The package provide realy simple algorithm that is based on the couple of steps — strict matching and fuzzy matching.
Origin data about threat actors and malwares grabbed from MISP, MITRE, MALPEDIA and other sources.
Main idea is so simple:
- Check origin name if it is a canonical name (strict match)
- If yes, then return canonical name.
- If no, check if origin name is similar to canonical name (fuzzy match).
- If yes, then return canonical name of this synonym.
- If no, check if origin name is similar to synonyms (fuzzy match).

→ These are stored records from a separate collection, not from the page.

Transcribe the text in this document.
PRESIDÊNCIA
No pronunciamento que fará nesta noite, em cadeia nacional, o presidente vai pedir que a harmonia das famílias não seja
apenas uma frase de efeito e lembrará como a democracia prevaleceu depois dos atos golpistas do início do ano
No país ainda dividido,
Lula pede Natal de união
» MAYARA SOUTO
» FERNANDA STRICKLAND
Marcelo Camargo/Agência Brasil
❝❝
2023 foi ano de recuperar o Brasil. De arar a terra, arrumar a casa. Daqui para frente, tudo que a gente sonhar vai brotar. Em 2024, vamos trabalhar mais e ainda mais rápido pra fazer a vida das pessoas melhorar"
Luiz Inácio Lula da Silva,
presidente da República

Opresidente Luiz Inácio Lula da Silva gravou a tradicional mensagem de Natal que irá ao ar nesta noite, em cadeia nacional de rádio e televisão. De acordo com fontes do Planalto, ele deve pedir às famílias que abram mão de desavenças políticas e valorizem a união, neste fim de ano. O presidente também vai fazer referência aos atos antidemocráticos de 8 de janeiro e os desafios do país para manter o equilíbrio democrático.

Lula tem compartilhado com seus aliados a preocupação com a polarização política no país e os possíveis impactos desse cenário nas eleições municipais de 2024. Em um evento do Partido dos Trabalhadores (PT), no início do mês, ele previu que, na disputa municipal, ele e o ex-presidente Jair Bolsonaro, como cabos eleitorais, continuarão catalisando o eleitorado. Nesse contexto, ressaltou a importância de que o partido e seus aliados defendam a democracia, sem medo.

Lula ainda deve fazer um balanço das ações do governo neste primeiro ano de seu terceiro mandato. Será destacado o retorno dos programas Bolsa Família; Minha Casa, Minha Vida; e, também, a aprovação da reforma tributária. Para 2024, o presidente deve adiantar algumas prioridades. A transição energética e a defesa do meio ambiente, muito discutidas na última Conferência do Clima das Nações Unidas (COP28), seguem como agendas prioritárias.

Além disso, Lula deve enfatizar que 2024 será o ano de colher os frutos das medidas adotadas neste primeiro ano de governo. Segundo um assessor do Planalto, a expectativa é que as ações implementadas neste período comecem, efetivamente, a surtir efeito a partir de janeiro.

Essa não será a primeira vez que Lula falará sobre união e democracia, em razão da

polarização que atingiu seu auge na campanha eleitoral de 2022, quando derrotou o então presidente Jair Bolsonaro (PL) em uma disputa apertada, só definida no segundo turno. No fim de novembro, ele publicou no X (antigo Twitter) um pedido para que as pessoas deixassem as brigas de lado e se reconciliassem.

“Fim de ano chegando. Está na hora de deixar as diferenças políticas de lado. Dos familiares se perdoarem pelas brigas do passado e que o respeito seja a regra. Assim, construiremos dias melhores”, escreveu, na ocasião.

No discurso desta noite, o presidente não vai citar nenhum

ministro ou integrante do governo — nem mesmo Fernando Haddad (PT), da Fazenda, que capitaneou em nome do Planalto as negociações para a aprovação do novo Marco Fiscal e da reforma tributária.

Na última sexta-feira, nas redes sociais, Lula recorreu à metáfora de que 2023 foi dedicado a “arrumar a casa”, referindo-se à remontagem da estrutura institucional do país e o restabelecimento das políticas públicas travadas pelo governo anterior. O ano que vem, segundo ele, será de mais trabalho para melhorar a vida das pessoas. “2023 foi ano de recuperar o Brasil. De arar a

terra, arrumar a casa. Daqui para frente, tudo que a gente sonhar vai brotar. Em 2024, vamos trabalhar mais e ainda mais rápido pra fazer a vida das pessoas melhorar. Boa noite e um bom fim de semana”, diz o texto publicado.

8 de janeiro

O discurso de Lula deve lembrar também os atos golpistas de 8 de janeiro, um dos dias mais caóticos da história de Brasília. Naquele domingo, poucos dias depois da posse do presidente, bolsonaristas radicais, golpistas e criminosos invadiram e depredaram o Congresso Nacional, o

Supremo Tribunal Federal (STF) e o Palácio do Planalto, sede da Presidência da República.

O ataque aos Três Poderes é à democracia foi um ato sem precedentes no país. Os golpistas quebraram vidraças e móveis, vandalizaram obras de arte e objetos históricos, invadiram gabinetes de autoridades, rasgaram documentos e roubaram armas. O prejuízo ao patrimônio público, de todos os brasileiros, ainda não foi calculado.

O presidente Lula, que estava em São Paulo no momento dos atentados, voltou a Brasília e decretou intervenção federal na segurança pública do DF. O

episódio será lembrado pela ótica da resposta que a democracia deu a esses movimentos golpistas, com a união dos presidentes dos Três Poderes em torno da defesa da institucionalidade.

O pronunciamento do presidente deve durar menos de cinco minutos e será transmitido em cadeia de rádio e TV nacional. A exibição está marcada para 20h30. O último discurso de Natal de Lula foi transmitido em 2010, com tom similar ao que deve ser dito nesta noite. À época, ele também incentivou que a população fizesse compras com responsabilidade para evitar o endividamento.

- In case if there are no mathes on the previous steps, then return origin name — so that we can't normalize this name now ¯_(ツ)_/¯
As a package:
import normalizer as norm
result = norm.normalize_threat_actor_name("NOBELIUM")
print(result.json())
...
{
"canonical_name": "UNC2452",
"synonyms": null,
"info": "Fuzzy match by synonym"
}
result = norm.normalize_malware_name("Totbrick", return_synonyms=True)
print(result.json())
...
{
"canonical_name": "TrickBot",
"synonyms":
[
"TSPY_TRICKLOAD",
"TheTrick",
"Totbrick",
"TrickLoader",
"Trickster"
],
"info": "Fuzzy match by synonym"
}Also, have a look at the tests — that's the simple explanation how does it work.